A true optimist is one who recognises the sorrows, worries, drawbacks, misfortunes of life, its injustice and inequalities. But while seeing these things, the optimist believes that no matter how strong error may be, truth in the long run will triumph, even though it may not be our truth.
The optimist believes that in the long run virtue has superior staying power as compared with vice; that goodness will eventually defeat evil; that life means something; that character counts; that men and women are of more consequence than sparrows; in short, that this is God’s world and that the moral law is as unshakable as the law of gravitation.
What, then, is a pessimist? A pessimist is one who believes that the evolutionary process is the tragedy of the universe or, as Mark Twain put it, that life is the worst practical joke ever played on man by destiny. That from one primordial cell should have developed all complex forms of life through the vegetable kingdom, through the lower forms of animal existence up to man, is generally regarded as an advance. The true pessimist regards it as an irremediable disaster, as the worst of all possible mistakes. According to him, it would have been better had the evolutionary march stopped with the lower forms of animal life and never reached self-consciousness.
The fish, for example, is better off than men and women. The fish functions perfectly. He does exactly what he was meant to do, he has not the torture of self-conscious thought, no fear of death, and dies at the appointed time. But man has thoughts and dreams and longings that seem to belong to eternal life and eternal development, whereas in reality he dies like the fish; only with all his dreams and longings unsatisfied and with the constant fear and horror of annihilation in a universe where, no matter how sublime or far-reaching his thoughts, he is, in reality, of no more importance than a fish and must in the end share the same fate.

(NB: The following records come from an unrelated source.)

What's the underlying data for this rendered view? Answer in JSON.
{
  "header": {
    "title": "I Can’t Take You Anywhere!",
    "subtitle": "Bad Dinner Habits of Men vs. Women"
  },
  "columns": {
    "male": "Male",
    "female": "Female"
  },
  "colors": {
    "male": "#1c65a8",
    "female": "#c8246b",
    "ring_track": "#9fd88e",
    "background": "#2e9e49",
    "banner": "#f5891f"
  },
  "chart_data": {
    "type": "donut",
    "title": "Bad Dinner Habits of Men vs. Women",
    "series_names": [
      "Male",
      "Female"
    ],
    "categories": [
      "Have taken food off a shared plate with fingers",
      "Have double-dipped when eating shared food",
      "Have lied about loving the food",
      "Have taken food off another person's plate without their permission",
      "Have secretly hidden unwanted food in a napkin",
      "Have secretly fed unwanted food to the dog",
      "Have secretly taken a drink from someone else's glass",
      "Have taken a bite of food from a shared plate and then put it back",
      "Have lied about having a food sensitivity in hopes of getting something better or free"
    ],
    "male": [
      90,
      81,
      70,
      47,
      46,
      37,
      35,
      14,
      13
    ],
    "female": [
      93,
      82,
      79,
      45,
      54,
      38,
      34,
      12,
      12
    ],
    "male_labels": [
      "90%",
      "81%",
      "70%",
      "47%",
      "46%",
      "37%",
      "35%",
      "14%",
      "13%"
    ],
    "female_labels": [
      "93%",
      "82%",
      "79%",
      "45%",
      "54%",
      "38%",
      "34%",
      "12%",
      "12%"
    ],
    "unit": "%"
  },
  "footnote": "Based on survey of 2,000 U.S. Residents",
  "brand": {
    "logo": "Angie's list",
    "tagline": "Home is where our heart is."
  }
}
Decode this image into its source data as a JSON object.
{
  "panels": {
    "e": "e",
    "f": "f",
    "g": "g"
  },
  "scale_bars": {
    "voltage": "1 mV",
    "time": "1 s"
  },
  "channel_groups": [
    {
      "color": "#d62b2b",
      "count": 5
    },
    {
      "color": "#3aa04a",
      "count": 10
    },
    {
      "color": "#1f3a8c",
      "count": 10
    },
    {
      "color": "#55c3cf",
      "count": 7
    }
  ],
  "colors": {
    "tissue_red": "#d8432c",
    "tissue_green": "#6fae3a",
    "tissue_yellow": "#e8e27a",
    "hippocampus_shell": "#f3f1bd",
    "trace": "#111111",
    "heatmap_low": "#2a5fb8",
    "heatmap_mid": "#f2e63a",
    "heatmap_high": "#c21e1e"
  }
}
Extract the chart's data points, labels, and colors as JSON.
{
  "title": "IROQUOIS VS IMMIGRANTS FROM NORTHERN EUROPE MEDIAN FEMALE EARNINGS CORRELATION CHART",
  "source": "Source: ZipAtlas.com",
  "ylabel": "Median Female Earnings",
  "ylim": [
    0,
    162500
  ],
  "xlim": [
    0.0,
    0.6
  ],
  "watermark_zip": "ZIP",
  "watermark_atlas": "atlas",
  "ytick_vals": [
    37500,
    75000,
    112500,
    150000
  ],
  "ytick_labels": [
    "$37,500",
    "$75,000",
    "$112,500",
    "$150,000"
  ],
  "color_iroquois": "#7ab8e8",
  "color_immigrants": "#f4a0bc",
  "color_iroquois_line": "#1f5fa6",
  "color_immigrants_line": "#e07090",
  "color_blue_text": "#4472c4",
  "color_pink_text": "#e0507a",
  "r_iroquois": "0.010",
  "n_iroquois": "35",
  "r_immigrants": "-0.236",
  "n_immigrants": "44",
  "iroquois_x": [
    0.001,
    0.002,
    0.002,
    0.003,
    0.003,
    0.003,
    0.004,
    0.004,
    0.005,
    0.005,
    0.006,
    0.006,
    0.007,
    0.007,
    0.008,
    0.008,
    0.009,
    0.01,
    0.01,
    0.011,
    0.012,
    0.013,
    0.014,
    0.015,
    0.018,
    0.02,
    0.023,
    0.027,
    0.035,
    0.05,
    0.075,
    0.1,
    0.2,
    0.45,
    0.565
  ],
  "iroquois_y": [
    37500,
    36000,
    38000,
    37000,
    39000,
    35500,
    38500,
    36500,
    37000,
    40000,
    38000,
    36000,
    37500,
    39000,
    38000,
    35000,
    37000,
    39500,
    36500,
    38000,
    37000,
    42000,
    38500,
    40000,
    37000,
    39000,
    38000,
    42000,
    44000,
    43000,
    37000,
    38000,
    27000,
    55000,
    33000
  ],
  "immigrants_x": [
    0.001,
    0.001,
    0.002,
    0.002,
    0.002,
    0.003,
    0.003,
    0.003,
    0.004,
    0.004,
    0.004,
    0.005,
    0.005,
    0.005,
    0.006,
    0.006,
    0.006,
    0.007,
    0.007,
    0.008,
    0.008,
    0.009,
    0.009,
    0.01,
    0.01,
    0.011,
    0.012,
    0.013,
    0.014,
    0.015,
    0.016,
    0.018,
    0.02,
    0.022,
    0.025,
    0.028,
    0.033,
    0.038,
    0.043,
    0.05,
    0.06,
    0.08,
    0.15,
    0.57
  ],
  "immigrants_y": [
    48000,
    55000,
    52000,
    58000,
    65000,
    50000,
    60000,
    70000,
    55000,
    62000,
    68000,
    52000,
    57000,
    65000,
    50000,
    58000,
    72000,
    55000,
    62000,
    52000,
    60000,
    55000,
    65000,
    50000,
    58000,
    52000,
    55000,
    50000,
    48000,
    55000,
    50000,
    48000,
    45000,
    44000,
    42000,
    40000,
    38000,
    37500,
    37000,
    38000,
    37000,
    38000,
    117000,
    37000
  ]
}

Taking this stiff definition, are there then any genuine pessimists? Certainly there are. Thomas Hardy was exactly such a pessimist. He affirmed in his last volume of poems that man would have been happier if he could have remained at the stage of lower animal development, with no power of thought. Alfred Housman, the great lyrical poet, says we could all be happy, if only we did not think. It is when we think that we are overwhelmed with gloom.
The custom of congratulating others on their birthdays is really an acquiescence in optimism. We instinctively (and I believe rightly) regard life as an asset. But Swift believed that the worst thing that had ever happened to him was being born. He therefore, like the honest man he was, kept his birthdays as days of fasting and mourning. He wore black and refused to eat.
For my part I find daily life not always joyous, but always interesting. I have some sad days and nights, but none that are dull. As I advance deeper into the vale of years, I live with constantly increasing gusto and excitement. I am sure it all means something; in the last analysis, I am an optimist because I believe in God. Those who have no faith are quite naturally pessimists and I do not blame them.
XXXIII
TRANSLATIONS
Of course it is best to read every book in the language in which it was originally written; but no man has ever been able to do that. Elihu Burritt, “the learned blacksmith,” could, so I have heard, write an intelligible sentence in fifty languages, but there were many more than fifty of which he was ignorant. The vast majority of even intelligent Americans know no language but their own, and that they do not know any too well. It becomes necessary, therefore, unless one is to cut oneself off from foreign thought and literature, to have recourse to translations; a reader of a newspaper does that every day, though he is not always aware of the fact.
Inasmuch as the greatest works of literature have been translated many times into English, it is rather important to know which is the best translation; no one driving a car would take a bad road if a better one were available.